This year the MRC Clinical Trials Unit is celebrating its 20th birthday. To mark the occasion, over the next 20 weeks we will publish news stories highlighting 20 of the Unit's achievements over the last 20 years.
In the 20 years since the Unit was formed, its research has led to major improvements in how patients are treated, as well as how trials are designed, conducted and analysed. The Unit has also been instrumental in establishing research networks that have changed how cancer trials are run in the UK, and carried out ground-breaking collaborative trials in infectious diseases.
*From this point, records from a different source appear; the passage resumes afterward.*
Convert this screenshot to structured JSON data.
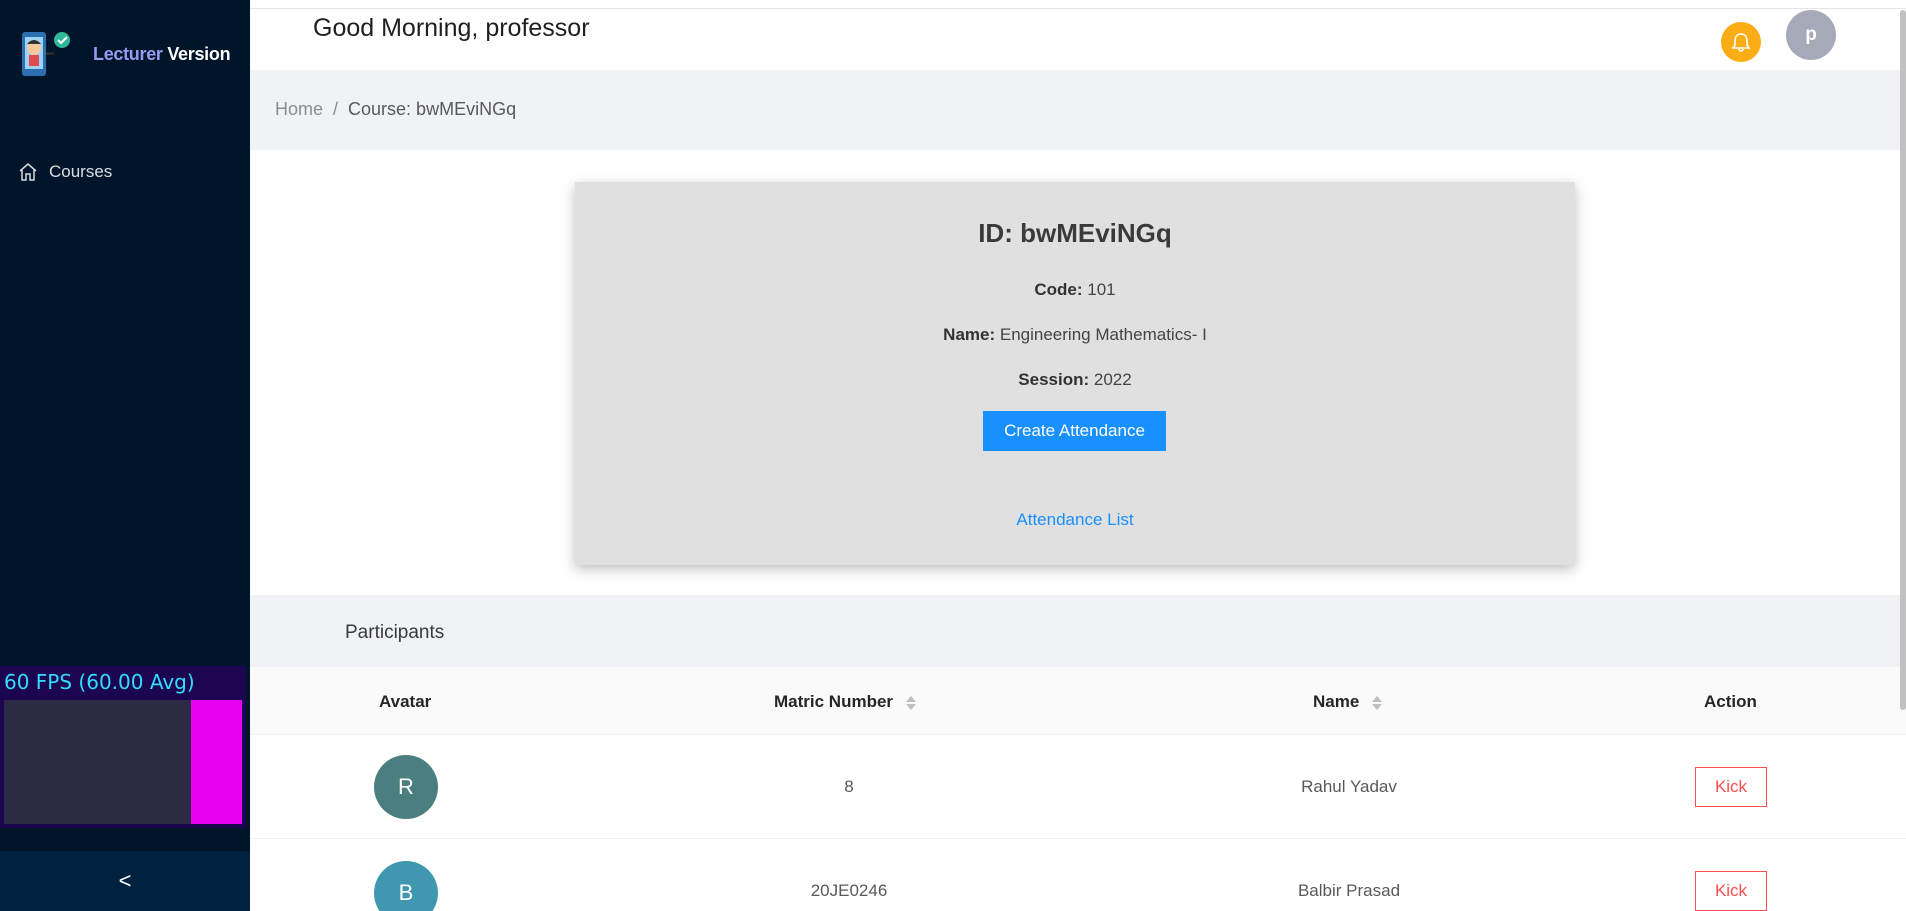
{
  "sidebar": {
    "brand_accent": "Lecturer",
    "brand_rest": "Version",
    "nav": [
      {
        "label": "Courses",
        "icon": "home-icon"
      }
    ],
    "collapse_label": "<"
  },
  "fps_meter": {
    "text": "60 FPS (60.00 Avg)"
  },
  "header": {
    "greeting": "Good Morning, professor",
    "avatar_letter": "p",
    "notification_icon": "bell-icon"
  },
  "breadcrumb": {
    "home": "Home",
    "separator": "/",
    "current": "Course: bwMEviNGq"
  },
  "course": {
    "id_label": "ID:",
    "id": "bwMEviNGq",
    "code_label": "Code:",
    "code": "101",
    "name_label": "Name:",
    "name": "Engineering Mathematics- I",
    "session_label": "Session:",
    "session": "2022",
    "create_button": "Create Attendance",
    "attendance_link": "Attendance List"
  },
  "participants": {
    "title": "Participants",
    "columns": [
      "Avatar",
      "Matric Number",
      "Name",
      "Action"
    ],
    "rows": [
      {
        "initial": "R",
        "matric": "8",
        "name": "Rahul Yadav",
        "action": "Kick",
        "avatar_color": "#4b7f7f"
      },
      {
        "initial": "B",
        "matric": "20JE0246",
        "name": "Balbir Prasad",
        "action": "Kick",
        "avatar_color": "#3f98b0"
      }
    ]
  },
  "colors": {
    "sidebar": "#001529",
    "primary": "#1890ff",
    "danger": "#ff4d4f",
    "bell": "#faad14"
  }
}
The Unit was established in October 1998, when the HIV Clinical Trials Centre (based in London) and the Cancer Trials Office in Cambridge joined forces, but its history goes right back to 1948, when the Medical Research Council set up the Tuberculosis Research Unit. This Unit ran what is considered the first modern randomised controlled trial, which tested the drug streptomycin for treating tuberculosis.
The Tuberculosis Research Unit became the MRC Tuberculosis and Chest Diseases Unit, and began to conduct lung cancer trials in 1958. The lung cancer team moved to the Cancer Trials Office in 1991, while some staff from the Tuberculosis Research Unit joined the HIV Clinical Trials Centre after that was set up in 1988. The MRC Clinical Trials Unit became part of UCL in 2013.
Over the years, the Unit's focus has shifted as new needs have been identified. The scope of the Unit's work has expanded to include trial methodology work to improve how trials are designed, conducted and analysed. The Unit still runs major trials in cancer, HIV and tuberculosis. We now also run trials on other infectious diseases, including hepatitis C and flu, and support the development of trials in other areas.